Install and register \`tsconfig-paths\` for runtime resolution, or configure your test runner/bundler to resolve the paths alias. For ts-node: \`ts-node -r tsconfig-paths/register\`. For Jest: map the module name in \`moduleNameMapper\`. For Node.js production: use a bundler \(webpack, esbuild\) that respects tsconfig paths during the build, or use \`tsc-alias\` to rewrite the paths in the output. Root cause: TypeScript's \`paths\` configuration is a compile-time only feature that affects the TypeScript compiler's module resolution; it does not modify the emitted JavaScript or instruct the Node.js runtime \(or ts-node's runtime loader\) to perform the same mapping.
Journey Context:
You configure \`baseUrl\` and \`paths\` in \`tsconfig.json\` to avoid deep relative imports like \`../../../utils\`. Your IDE \(VS Code\) now resolves \`@app/utils\` correctly, and \`tsc --noEmit\` reports no errors. You run \`ts-node src/index.ts\` and it crashes with "Cannot find module '@app/utils'". You check that the file exists. You try setting \`TS\_NODE\_PROJECT\` or \`tsconfig-paths\` environment variable but nothing works.
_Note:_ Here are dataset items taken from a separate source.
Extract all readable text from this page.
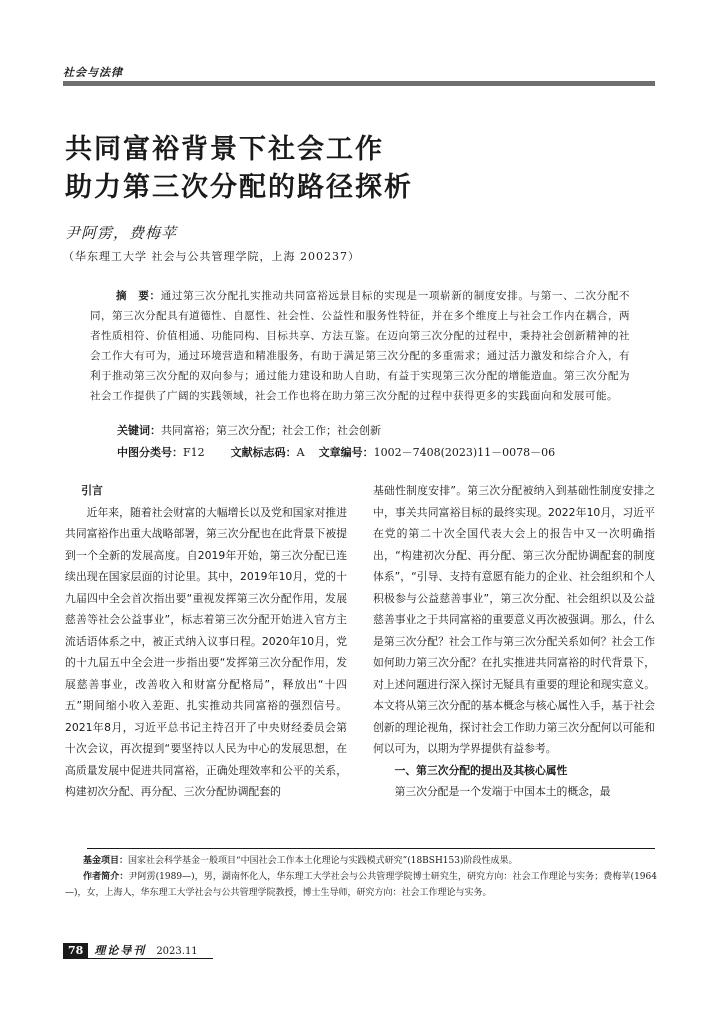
社会与法律
共同富裕背景下社会工作
助力第三次分配的路径探析
尹阿雳，费梅苹
（华东理工大学 社会与公共管理学院，上海 200237）
摘　要：通过第三次分配扎实推动共同富裕远景目标的实现是一项崭新的制度安排。与第一、二次分配不同，第三次分配具有道德性、自愿性、社会性、公益性和服务性特征，并在多个维度上与社会工作内在耦合，两者性质相符、价值相通、功能同构、目标共享、方法互鉴。在迈向第三次分配的过程中，秉持社会创新精神的社会工作大有可为，通过环境营造和精准服务，有助于满足第三次分配的多重需求；通过活力激发和综合介入，有利于推动第三次分配的双向参与；通过能力建设和助人自助，有益于实现第三次分配的增能造血。第三次分配为社会工作提供了广阔的实践领域，社会工作也将在助力第三次分配的过程中获得更多的实践面向和发展可能。
关键词：共同富裕；第三次分配；社会工作；社会创新
中图分类号：F12 文献标志码：A 文章编号：1002－7408(2023)11－0078－06

引言

近年来，随着社会财富的大幅增长以及党和国家对推进共同富裕作出重大战略部署，第三次分配也在此背景下被提到一个全新的发展高度。自2019年开始，第三次分配已连续出现在国家层面的讨论里。其中，2019年10月，党的十九届四中全会首次指出要“重视发挥第三次分配作用，发展慈善等社会公益事业”，标志着第三次分配开始进入官方主流话语体系之中，被正式纳入议事日程。2020年10月，党的十九届五中全会进一步指出要“发挥第三次分配作用，发展慈善事业，改善收入和财富分配格局”，释放出“十四五”期间缩小收入差距、扎实推动共同富裕的强烈信号。2021年8月，习近平总书记主持召开了中央财经委员会第十次会议，再次提到“要坚持以人民为中心的发展思想，在高质量发展中促进共同富裕，正确处理效率和公平的关系，构建初次分配、再分配、三次分配协调配套的

基础性制度安排”。第三次分配被纳入到基础性制度安排之中，事关共同富裕目标的最终实现。2022年10月，习近平在党的第二十次全国代表大会上的报告中又一次明确指出，“构建初次分配、再分配、第三次分配协调配套的制度体系”，“引导、支持有意愿有能力的企业、社会组织和个人积极参与公益慈善事业”，第三次分配、社会组织以及公益慈善事业之于共同富裕的重要意义再次被强调。那么，什么是第三次分配？社会工作与第三次分配关系如何？社会工作如何助力第三次分配？在扎实推进共同富裕的时代背景下，对上述问题进行深入探讨无疑具有重要的理论和现实意义。本文将从第三次分配的基本概念与核心属性入手，基于社会创新的理论视角，探讨社会工作助力第三次分配何以可能和何以可为，以期为学界提供有益参考。

一、第三次分配的提出及其核心属性

第三次分配是一个发端于中国本土的概念，最

基金项目：国家社会科学基金一般项目“中国社会工作本土化理论与实践模式研究”(18BSH153)阶段性成果。

作者简介：尹阿雳(1989—)，男，湖南怀化人，华东理工大学社会与公共管理学院博士研究生，研究方向：社会工作理论与实务；费梅苹(1964—)，女，上海人，华东理工大学社会与公共管理学院教授，博士生导师，研究方向：社会工作理论与实务。

78 理论导刊 2023.11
You search and find that ts-node doesn't automatically apply path mappings. You find the \`tsconfig-paths\` package. You register it via \`-r tsconfig-paths/register\` and it works. Later, you run Jest tests and they fail with the same error, requiring you to duplicate the path mapping in \`jest.config.js\` under \`moduleNameMapper\`. You realize that path mapping is not universal.
⚠ Workarounds are unverified - always check before running. Confirmations show what worked for others, not a safety guarantee.